Dive Brief:
- Sprouts Farmers Market reported strong second-quarter results on Monday with sales up 12% year over year to $1.9 billion and a 6.7% increase in comparable-store sales.
- Sprouts’ private label brand and its e-commerce business were significant drivers in the specialty grocer’s quarterly performance, accounting for 22% and 14% of total sales, respectively.
- Moving into the second half of its fiscal year, the grocer said it will continue its ambitious store growth plan and monitor the beta test it recently started on its long-awaited loyalty program.
Dive Insight:
Same-store sales and the addition of new stores were significant drivers of Sprouts’ Q2 performance, CFO Curtis Valentine said during Monday’s call with investors.
Sprouts’ same-store sales keep rising
E-commerce sales grew 30% in Q2, up 5 percentage points from the prior quarter and representing the same percentage of overall sales as last quarter.
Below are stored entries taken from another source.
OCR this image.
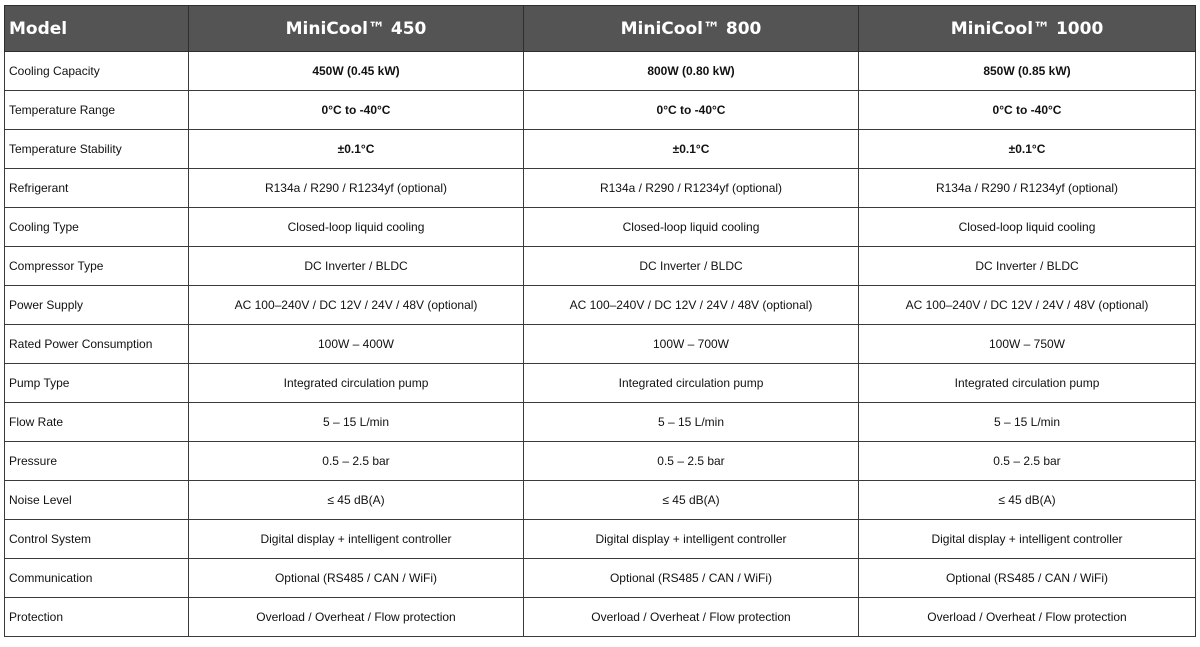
Model	MiniCool™ 450	MiniCool™ 800	MiniCool™ 1000
Cooling Capacity	450W (0.45 kW)	800W (0.80 kW)	850W (0.85 kW)
Temperature Range	0°C to -40°C	0°C to -40°C	0°C to -40°C
Temperature Stability	±0.1°C	±0.1°C	±0.1°C
Refrigerant	R134a / R290 / R1234yf (optional)	R134a / R290 / R1234yf (optional)	R134a / R290 / R1234yf (optional)
Cooling Type	Closed-loop liquid cooling	Closed-loop liquid cooling	Closed-loop liquid cooling
Compressor Type	DC Inverter / BLDC	DC Inverter / BLDC	DC Inverter / BLDC
Power Supply	AC 100–240V / DC 12V / 24V / 48V (optional)	AC 100–240V / DC 12V / 24V / 48V (optional)	AC 100–240V / DC 12V / 24V / 48V (optional)
Rated Power Consumption	100W – 400W	100W – 700W	100W – 750W
Pump Type	Integrated circulation pump	Integrated circulation pump	Integrated circulation pump
Flow Rate	5 – 15 L/min	5 – 15 L/min	5 – 15 L/min
Pressure	0.5 – 2.5 bar	0.5 – 2.5 bar	0.5 – 2.5 bar
Noise Level	≤ 45 dB(A)	≤ 45 dB(A)	≤ 45 dB(A)
Control System	Digital display + intelligent controller	Digital display + intelligent controller	Digital display + intelligent controller
Communication	Optional (RS485 / CAN / WiFi)	Optional (RS485 / CAN / WiFi)	Optional (RS485 / CAN / WiFi)
Protection	Overload / Overheat / Flow protection	Overload / Overheat / Flow protection	Overload / Overheat / Flow protection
Valentine noted that Sprouts particularly benefited from an early and strong seasonal produce harvest that “saw business strengthen more than anticipated with the kick-off of summer.”
Sprouts restated its 2024 goal of opening approximately 35 new stores by the end of this year and noted that more than half of the remaining openings are slated for the fourth quarter, Sprouts CEO Jack Sinclair said during the call.
Sinclair also noted the company has robust store opening plans for the next few years, including 110 approved new locations and more than “70 executed leases in the pipeline.”
As Sprouts gears up to launch its loyalty program, the grocer’s executives shared Monday it is testing the program in Tucson, Arizona, and Nashville, Tennessee — “one older market and one newer market,” Sinclair said.
The program has worked “very well for the three days that we’ve been operating,” Sinclair noted, highlighting the early stages of the program.
Sprouts’ primary goal as it evolves its loyalty program is to find the best way to gather customer data in order to create a personalized experience for loyalty members, Sinclair said.
“We’ve got a very unique proposition, and we want people to feel very special by being part of this kind of loyalty club,” Sinclair said.